Bulgaria electoral authority to ask MPs to defer introduction of electronic voting
Bulgaria’s Central Election Commission (CEC) tabled a report to the country’s National Assembly recommending that MPs postpone the introduction of electronic voting, which currently is slated to be used for the first time in the European Parliament elections in May 2019.
Although CEC did not make its report public, several media reports said that CEC made its recommendation based on several simulations of electronic voting.
Public broadcaster Bulgarian National Radio said that CEC concluded that even though electronic voting was more convenient to voters, it also held heightened risks – that the voter was not alone when exercising the franchise, that someone else was voting instead of them, or that the electoral databases could become the target of hacking attempts.
Furthermore, the lack of an electronic identification system created an additional obstacle in the way of introducing electronic voting. Bulgaria plans to introduce such a system, which would be incorporated in national ID cards, but a tender to pick a contractor was later cancelled and a new tender is yet to be called, news site Mediapool reported.

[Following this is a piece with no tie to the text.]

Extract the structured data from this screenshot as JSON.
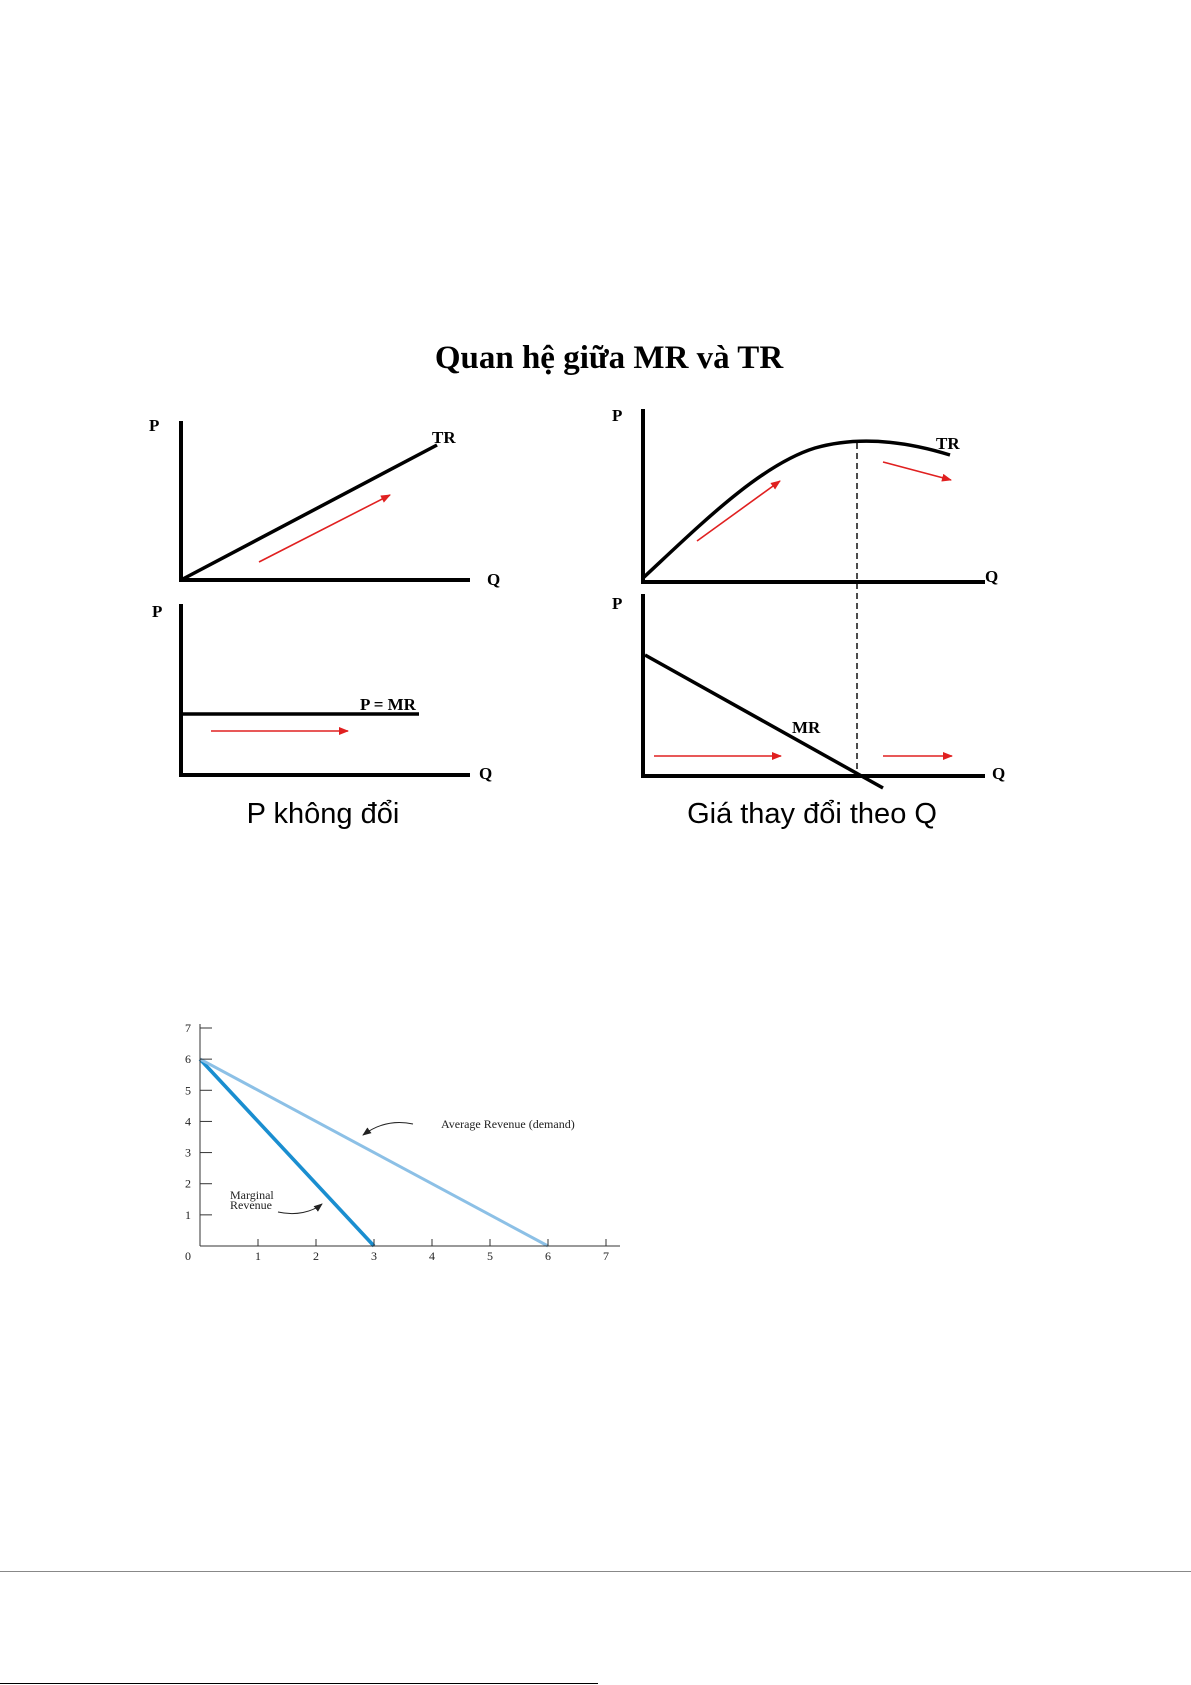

Bulgaria held a referendum on the introduction of electronic voting – which would allow Bulgarian nationals, especially the estimated hundreds of thousands living abroad, to cast their votes – in 2015, which showed 69.5 per cent of respondents were in favour, but turnout fell just short of making the outcome mandatory.
Parliament passed a resolution in support of the introduction of electronic voting in 2016, but is yet to amend the Electoral Code, opting instead to mandate CEC to investigate the costs and benefits of using electronic voting.
Separately, Bulgaria also plans to introduce machine voting, where citizens can use special machines in the voting precincts (as opposed to any online device in electronic voting), but was unable to implement the measure in time for last year’s snap parliamentary elections.